Though Lyndon Johnson, the 36th president, was a Texan and an absentee rancher with acreage and cows west of Austin, and though Ronald Reagan, the 40th president, acted in Western movies and TV dramas and owned the 688-acre Rancho Cielo in Santa Barbara County, Calif., both were more hat than cow. Theodore Roosevelt, on the other hand, owned two ranches and ran cattle near the town of Medora, N.D.—the Chimney Butte Ranch, also known as the Maltese Cross, and the Elkhorn, a few miles from the Montana border. Roosevelt was an energetic, ebullient figure who loved the outdoors. A New Yorker, a Harvard graduate, and eventual Nobel Prize laureate and Congressional Medal of Honor recipient, he was just 42 years old when he took office in 1901, the youngest president ever. And it was the West that had molded him into a man.

Roosevelt first came west in the summer of 1880. He and his younger brother, Elliott, hunted in Iowa and Minnesota, and within a month, they bagged more than 400 animals between them. After getting married, Roosevelt made his second venture west in September 1883. Now a New York State Assemblyman and a captain of the New York National Guard, he stepped off the train at the Little Missouri station (called “Little Misery” by locals) in Dakota Territory, intending to hire a guide and kill some buffalo. He wore a Derby hat, a Brooks Brothers suit, and thick pince-nez eyeglasses, and soon the scattered denizens of the Badlands were calling him “Four Eyes.” They snickered at his Harvard accent and raspy tenor voice and remarked that he spurned tobacco and hard liquor. But Roosevelt bought two ranches, and after tragically losing his wife in childbirth (“The light has gone out of my life,” he wrote.), he returned to Dakota Territory in 1884 and spent the next two years working cattle.

A chronic housebound asthmatic as a child, he flourished in the dry Western air and found solace in the West, still a great blank land in the 1880s, where a man could lay aside his sorrows and lose himself in lonely grandeur. He learned to rope and brand steers, buck a horse, and breathe trail dust. While he never sat a horse with the confident ease of a hand, he won a grudging admiration for his willingness to ride any horse brought to him. Ever the hunter, he killed and dressed antelope, elk, sage hen, prairie chicken, duck, and rabbit, and even shot a nine-foot-tall, 1,200-pound grizzly “through the brain.” By campfire light, he would read aloud from a copy of Tolstoy’s Anna Karenina that he kept in his saddlebags.

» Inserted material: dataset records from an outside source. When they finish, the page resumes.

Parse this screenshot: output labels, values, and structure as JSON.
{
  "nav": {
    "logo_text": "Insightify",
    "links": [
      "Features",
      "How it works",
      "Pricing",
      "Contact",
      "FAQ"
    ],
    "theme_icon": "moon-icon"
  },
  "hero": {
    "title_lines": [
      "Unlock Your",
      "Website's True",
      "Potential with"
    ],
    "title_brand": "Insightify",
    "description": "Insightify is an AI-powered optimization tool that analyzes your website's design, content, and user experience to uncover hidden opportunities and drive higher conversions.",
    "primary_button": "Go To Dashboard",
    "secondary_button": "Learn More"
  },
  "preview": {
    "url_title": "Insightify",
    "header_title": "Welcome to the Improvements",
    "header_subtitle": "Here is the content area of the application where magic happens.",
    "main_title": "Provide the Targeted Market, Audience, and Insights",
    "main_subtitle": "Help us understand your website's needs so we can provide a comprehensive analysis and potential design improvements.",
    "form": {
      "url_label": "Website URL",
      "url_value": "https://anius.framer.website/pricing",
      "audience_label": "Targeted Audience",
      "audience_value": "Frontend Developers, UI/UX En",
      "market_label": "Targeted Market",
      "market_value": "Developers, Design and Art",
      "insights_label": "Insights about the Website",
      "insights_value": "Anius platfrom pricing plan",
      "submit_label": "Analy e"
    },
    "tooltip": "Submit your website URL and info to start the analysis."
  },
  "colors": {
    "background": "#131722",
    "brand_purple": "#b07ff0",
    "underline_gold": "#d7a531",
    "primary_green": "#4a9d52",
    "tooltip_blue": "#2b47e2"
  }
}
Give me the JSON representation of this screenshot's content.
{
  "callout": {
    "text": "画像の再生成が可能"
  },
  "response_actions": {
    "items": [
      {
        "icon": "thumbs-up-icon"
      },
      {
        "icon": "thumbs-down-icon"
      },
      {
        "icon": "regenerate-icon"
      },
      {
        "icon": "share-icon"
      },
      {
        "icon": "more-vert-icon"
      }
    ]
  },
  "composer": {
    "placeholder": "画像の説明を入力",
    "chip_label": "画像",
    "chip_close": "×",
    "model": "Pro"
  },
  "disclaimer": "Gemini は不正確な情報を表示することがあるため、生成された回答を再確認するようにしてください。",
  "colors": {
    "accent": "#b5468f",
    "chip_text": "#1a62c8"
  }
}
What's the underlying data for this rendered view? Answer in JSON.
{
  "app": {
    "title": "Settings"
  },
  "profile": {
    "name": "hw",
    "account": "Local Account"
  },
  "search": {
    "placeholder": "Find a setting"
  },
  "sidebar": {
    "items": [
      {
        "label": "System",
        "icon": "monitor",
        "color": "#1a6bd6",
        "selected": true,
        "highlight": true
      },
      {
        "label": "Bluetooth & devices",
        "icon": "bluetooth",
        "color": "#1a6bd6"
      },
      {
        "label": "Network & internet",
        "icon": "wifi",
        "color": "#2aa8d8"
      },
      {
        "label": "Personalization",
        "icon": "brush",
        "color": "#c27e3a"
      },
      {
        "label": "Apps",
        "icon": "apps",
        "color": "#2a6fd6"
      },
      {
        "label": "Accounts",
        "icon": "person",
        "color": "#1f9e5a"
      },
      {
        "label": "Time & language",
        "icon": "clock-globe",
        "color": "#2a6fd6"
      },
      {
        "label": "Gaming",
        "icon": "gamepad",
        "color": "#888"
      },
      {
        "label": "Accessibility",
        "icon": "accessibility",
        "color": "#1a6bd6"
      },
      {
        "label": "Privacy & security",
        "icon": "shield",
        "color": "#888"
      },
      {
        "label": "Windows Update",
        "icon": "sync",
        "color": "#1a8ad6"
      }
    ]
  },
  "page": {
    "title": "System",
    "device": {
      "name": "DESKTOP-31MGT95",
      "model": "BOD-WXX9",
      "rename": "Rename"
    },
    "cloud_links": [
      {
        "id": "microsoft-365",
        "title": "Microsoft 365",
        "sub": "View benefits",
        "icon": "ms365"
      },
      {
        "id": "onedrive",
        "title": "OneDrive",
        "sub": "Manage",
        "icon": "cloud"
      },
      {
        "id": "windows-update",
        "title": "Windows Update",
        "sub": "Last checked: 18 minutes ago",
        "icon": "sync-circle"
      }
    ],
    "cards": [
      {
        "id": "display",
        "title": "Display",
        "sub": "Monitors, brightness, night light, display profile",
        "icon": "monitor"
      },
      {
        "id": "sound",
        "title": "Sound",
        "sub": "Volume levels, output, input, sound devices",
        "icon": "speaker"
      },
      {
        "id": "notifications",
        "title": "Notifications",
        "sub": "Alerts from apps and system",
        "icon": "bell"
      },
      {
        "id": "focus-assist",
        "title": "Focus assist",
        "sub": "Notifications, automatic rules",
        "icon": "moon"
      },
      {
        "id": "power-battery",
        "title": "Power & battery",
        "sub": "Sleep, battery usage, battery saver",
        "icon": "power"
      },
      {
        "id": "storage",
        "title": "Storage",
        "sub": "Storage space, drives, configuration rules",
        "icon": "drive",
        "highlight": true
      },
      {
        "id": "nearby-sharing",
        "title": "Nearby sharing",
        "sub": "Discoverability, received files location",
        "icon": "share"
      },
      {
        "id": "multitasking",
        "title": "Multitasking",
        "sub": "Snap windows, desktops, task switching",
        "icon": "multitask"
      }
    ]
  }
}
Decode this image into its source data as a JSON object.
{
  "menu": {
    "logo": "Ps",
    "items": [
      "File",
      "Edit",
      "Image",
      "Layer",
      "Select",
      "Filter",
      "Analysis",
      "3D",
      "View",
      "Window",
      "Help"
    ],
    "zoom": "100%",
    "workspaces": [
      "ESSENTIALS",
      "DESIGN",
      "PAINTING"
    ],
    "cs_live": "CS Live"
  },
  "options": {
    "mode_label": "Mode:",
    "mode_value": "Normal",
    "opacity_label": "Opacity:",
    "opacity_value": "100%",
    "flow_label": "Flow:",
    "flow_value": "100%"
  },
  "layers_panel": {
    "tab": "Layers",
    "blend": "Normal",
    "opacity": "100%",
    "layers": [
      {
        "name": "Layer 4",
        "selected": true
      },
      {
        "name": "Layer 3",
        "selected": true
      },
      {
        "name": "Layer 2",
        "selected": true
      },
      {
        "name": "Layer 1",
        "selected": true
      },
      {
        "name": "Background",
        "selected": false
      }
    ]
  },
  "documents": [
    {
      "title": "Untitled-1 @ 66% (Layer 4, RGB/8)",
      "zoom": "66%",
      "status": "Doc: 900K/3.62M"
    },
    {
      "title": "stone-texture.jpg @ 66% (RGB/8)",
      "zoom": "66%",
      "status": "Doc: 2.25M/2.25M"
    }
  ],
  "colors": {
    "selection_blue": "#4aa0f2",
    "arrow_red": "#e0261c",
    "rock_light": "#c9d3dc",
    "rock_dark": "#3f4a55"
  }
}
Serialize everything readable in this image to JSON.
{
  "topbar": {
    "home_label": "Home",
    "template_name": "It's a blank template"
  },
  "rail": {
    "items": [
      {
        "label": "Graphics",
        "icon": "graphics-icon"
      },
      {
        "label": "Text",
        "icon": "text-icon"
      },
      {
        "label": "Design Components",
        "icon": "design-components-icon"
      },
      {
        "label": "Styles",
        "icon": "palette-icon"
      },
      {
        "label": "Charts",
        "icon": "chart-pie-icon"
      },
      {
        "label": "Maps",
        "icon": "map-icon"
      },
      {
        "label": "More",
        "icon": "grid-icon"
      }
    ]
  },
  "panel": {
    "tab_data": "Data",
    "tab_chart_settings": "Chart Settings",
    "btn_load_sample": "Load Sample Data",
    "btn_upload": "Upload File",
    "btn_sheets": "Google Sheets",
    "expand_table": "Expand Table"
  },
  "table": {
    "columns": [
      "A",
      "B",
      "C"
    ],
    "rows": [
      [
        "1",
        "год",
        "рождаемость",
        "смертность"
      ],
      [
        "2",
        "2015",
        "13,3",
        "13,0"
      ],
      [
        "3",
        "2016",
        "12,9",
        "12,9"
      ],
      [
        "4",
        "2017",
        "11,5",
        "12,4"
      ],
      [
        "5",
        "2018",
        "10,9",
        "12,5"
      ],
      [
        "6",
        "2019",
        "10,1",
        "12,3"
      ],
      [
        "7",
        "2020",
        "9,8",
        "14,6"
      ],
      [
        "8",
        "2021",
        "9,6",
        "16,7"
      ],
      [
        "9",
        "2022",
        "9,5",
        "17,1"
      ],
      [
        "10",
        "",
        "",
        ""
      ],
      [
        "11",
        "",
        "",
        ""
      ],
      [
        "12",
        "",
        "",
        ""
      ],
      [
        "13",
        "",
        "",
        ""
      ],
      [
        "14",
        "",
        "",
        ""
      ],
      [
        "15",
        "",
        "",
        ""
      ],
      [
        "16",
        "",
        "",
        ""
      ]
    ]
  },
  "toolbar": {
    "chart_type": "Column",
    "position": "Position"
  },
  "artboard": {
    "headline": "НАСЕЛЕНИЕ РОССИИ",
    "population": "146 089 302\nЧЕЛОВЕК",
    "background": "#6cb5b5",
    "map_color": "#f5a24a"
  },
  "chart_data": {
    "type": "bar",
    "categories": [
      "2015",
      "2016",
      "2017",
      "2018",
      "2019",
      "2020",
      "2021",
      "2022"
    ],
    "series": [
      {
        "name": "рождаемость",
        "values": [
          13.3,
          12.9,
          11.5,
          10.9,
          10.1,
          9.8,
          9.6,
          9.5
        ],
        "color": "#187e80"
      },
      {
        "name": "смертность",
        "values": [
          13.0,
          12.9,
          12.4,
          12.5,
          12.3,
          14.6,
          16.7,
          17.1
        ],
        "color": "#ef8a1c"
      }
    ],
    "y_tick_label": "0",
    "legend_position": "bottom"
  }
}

“It was still the Wild West in those days, the Far West of Owen Wister’s stories, and Frederic Remington’s drawings, the soldier and the cowpuncher,” he wrote in 1894. “And in that land we led a hardy life. Ours was the glory of work and the joy of living.”

In this period, while working furiously to make his ranch profitable, he also served as deputy sheriff of Billings County under “Hell-Roaring” Bill Jones. When thieves stole from his Elkhorn spread, Roosevelt and a small posse trailed the three bandits for days, captured them, and delivered them to the sheriff’s office in Dickinson. Clay S. Jenkinson, the authority on Roosevelt’s Dakota days, says that Roosevelt “refused to consider any labor beneath his dignity, however dirty, dangerous, or unpleasant it was.”

Roosevelt returned to the East Coast in 1886 “as brown and tough as a hickory nut” and campaigned for mayor of New York City. He married his childhood playmate, Edith Kermit Carow, and served as governor of New York and then as vice-president. Following the assassination of Williarn McKinley in 1901, he was named president of the United States and was re-elected in 1904. He had sold his ranching interests in 1897 but returned to the West many times over the years. During his presidency, Roosevelt also created five national parks, 150 national forests, 51 national wildlife refuges, 50 bird sanctuaries, and several national bison preserves.

He shares a mountain with George Washington, Thomas Jefferson, and Abraham Lincoln for darn good reason. In October 1918, just three months before his death at age 60, he stopped in Bismarck and Fargo, N.D., on a national speaking tour and said, “I owe more to the times when I lived out here and worked with the men who have been my friends than to anything else.”

“Roosevelt flourished in the West, still a great blank land in the 1880s, where a man could lay aside his sorrows and lose himself in lonely grandeur.”